Below, please find some old favorites of mine:

  • Am still reading Manhattan Beach. Ms. Egan gives me just enough narrative question to keep me curious: Where is the father? Will she reveal her true identity to the mob boss? We’ll find out by the end of this book!

  • How the Hell Has Danielle Steel Managed to Write 179 Books? By Samantha Leach in Glamour, last year

    Thank you Adrienne Gunn for reminding me of this delightful article and the UTTER GOALS of Danielle Steel’s personalized desk. Everything about her is so casual, except her opinions. It’s not the life I want as a writer … but it’s not NOT the life I want as a writer.

  • My Son, the Prince of Fashion, by Michael Chabon in GQ, 2016

    I am a fan of Michael Chabon. Not particularly The Adventures of Kavalier and Clay, but specifically The Mysteries of Pittsburgh. This piece is a gorgeous reflection on the experience of tagging along after his uber-stylish 13-year-old son at Paris Men’s Fashion Week. The admiration for his son, coupled with an air of how ridiculous and out of place he feels; references to himself as his son’s “minder” that shouldn’t work, but somehow, magically, do; and the beautiful realization about his own meddling presence … I really love it all. Not least because I’m sure this wasn’t at all the piece that GQ sent him to write.

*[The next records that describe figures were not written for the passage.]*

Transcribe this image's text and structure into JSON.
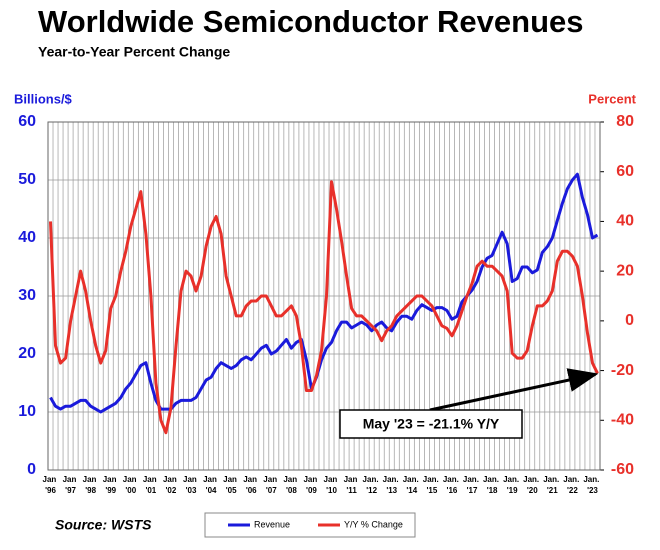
{
  "chart_data": {
    "type": "line",
    "title": "Worldwide Semiconductor Revenues",
    "subtitle": "Year-to-Year Percent Change",
    "ylabel": "Billions/$",
    "y2label": "Percent",
    "source": "Source: WSTS",
    "annotation": "May '23 = -21.1% Y/Y",
    "categories": [
      "Jan '96",
      null,
      null,
      null,
      "Jan '97",
      null,
      null,
      null,
      "Jan '98",
      null,
      null,
      null,
      "Jan '99",
      null,
      null,
      null,
      "Jan '00",
      null,
      null,
      null,
      "Jan '01",
      null,
      null,
      null,
      "Jan '02",
      null,
      null,
      null,
      "Jan '03",
      null,
      null,
      null,
      "Jan '04",
      null,
      null,
      null,
      "Jan '05",
      null,
      null,
      null,
      "Jan '06",
      null,
      null,
      null,
      "Jan '07",
      null,
      null,
      null,
      "Jan '08",
      null,
      null,
      null,
      "Jan '09",
      null,
      null,
      null,
      "Jan '10",
      null,
      null,
      null,
      "Jan '11",
      null,
      null,
      null,
      "Jan. '12",
      null,
      null,
      null,
      "Jan. '13",
      null,
      null,
      null,
      "Jan. '14",
      null,
      null,
      null,
      "Jan. '15",
      null,
      null,
      null,
      "Jan. '16",
      null,
      null,
      null,
      "Jan. '17",
      null,
      null,
      null,
      "Jan. '18",
      null,
      null,
      null,
      "Jan. '19",
      null,
      null,
      null,
      "Jan. '20",
      null,
      null,
      null,
      "Jan. '21",
      null,
      null,
      null,
      "Jan. '22",
      null,
      null,
      null,
      "Jan. '23",
      null
    ],
    "series": [
      {
        "name": "Revenue",
        "color": "#1a1adb",
        "axis": "y",
        "values": [
          12.5,
          11,
          10.5,
          11,
          11,
          11.5,
          12,
          12,
          11,
          10.5,
          10,
          10.5,
          11,
          11.5,
          12.5,
          14,
          15,
          16.5,
          18,
          18.5,
          15,
          12,
          10.5,
          10.5,
          10.5,
          11.5,
          12,
          12,
          12,
          12.5,
          14,
          15.5,
          16,
          17.5,
          18.5,
          18,
          17.5,
          18,
          19,
          19.5,
          19,
          20,
          21,
          21.5,
          20,
          20.5,
          21.5,
          22.5,
          21,
          22,
          22.5,
          19,
          14,
          16,
          19,
          21,
          22,
          24,
          25.5,
          25.5,
          24.5,
          25,
          25.5,
          25,
          24,
          25,
          25.5,
          24.5,
          24,
          25.5,
          26.5,
          26.5,
          26,
          27.5,
          28.5,
          28,
          27.5,
          28,
          28,
          27.5,
          26,
          26.5,
          29,
          30,
          31,
          32.5,
          35,
          36.5,
          37,
          39,
          41,
          39,
          32.5,
          33,
          35,
          35,
          34,
          34.5,
          37.5,
          38.5,
          40,
          43,
          46,
          48.5,
          50,
          51,
          47,
          44,
          40,
          40.5
        ]
      },
      {
        "name": "Y/Y % Change",
        "color": "#e8302a",
        "axis": "y2",
        "values": [
          40,
          -10,
          -17,
          -15,
          0,
          10,
          20,
          12,
          0,
          -10,
          -17,
          -12,
          5,
          10,
          20,
          28,
          38,
          45,
          52,
          35,
          10,
          -25,
          -40,
          -45,
          -35,
          -10,
          12,
          20,
          18,
          12,
          18,
          30,
          38,
          42,
          35,
          18,
          10,
          2,
          2,
          6,
          8,
          8,
          10,
          10,
          6,
          2,
          2,
          4,
          6,
          2,
          -10,
          -28,
          -28,
          -22,
          -12,
          10,
          56,
          45,
          32,
          18,
          5,
          2,
          2,
          0,
          -2,
          -4,
          -8,
          -4,
          -2,
          2,
          4,
          6,
          8,
          10,
          10,
          8,
          6,
          2,
          -2,
          -3,
          -6,
          -2,
          4,
          10,
          15,
          22,
          24,
          22,
          22,
          20,
          18,
          12,
          -13,
          -15,
          -15,
          -12,
          -2,
          6,
          6,
          8,
          12,
          24,
          28,
          28,
          26,
          22,
          10,
          -5,
          -17,
          -21.1
        ]
      }
    ],
    "ylim": [
      0,
      60
    ],
    "yticks": [
      0,
      10,
      20,
      30,
      40,
      50,
      60
    ],
    "y2lim": [
      -60,
      80
    ],
    "y2ticks": [
      -60,
      -40,
      -20,
      0,
      20,
      40,
      60,
      80
    ],
    "grid": true
  }
}
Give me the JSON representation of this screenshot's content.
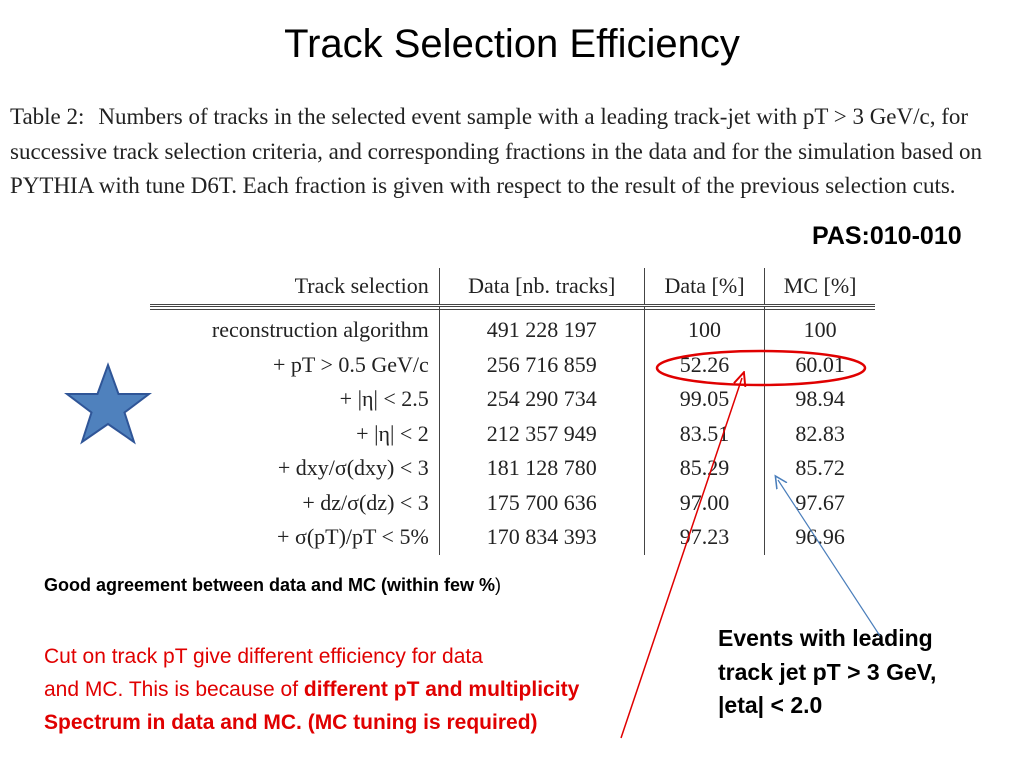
{
  "slide": {
    "title": "Track Selection Efficiency",
    "caption": {
      "label": "Table 2:",
      "text": "Numbers of tracks in the selected event sample with a leading track-jet with pT > 3 GeV/c, for successive track selection criteria, and corresponding fractions in the data and for the simulation based on PYTHIA with tune D6T. Each fraction is given with respect to the result of the previous selection cuts."
    },
    "reference": "PAS:010-010",
    "table": {
      "headers": [
        "Track selection",
        "Data [nb. tracks]",
        "Data [%]",
        "MC [%]"
      ],
      "rows": [
        [
          "reconstruction algorithm",
          "491 228 197",
          "100",
          "100"
        ],
        [
          "+ pT > 0.5 GeV/c",
          "256 716 859",
          "52.26",
          "60.01"
        ],
        [
          "+ |η| < 2.5",
          "254 290 734",
          "99.05",
          "98.94"
        ],
        [
          "+ |η| < 2",
          "212 357 949",
          "83.51",
          "82.83"
        ],
        [
          "+ dxy/σ(dxy) < 3",
          "181 128 780",
          "85.29",
          "85.72"
        ],
        [
          "+ dz/σ(dz) < 3",
          "175 700 636",
          "97.00",
          "97.67"
        ],
        [
          "+ σ(pT)/pT < 5%",
          "170 834 393",
          "97.23",
          "96.96"
        ]
      ]
    },
    "notes": {
      "agreement_main": "Good agreement between data and MC (within few %",
      "agreement_tail": ")",
      "cut_line1": "Cut on track pT give different efficiency for data",
      "cut_line2_plain": "and MC. This is because of ",
      "cut_line2_bold": "different pT and multiplicity",
      "cut_line3_bold": "Spectrum in data and MC. (MC tuning is required)",
      "events_line1": "Events with leading",
      "events_line2": "track jet pT > 3 GeV,",
      "events_line3": "|eta| < 2.0"
    },
    "colors": {
      "star_fill": "#4f81bd",
      "star_stroke": "#2f5597",
      "highlight_ellipse": "#e00000",
      "red_arrow": "#e00000",
      "blue_arrow": "#4a7ebb",
      "note_red": "#e00000"
    },
    "icons": [
      "star-icon"
    ]
  }
}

  • Inside the Massive, Elaborate Care Packages Filipinos Send Home, Photographed by Xyza Cruz Bacani, Text by Joy Shan, in The California Sunday Magazine, this past January

    Over the past couple of years, I’ve gotten to know many of the caretakers who tend to the ancient and the newly born of the four generations of my family (k’h). They are all immigrants. Some of them are here with their family, but several of them send money and packages back home to their countries. I wouldn’t presume to ask them many of the questions this article addresses.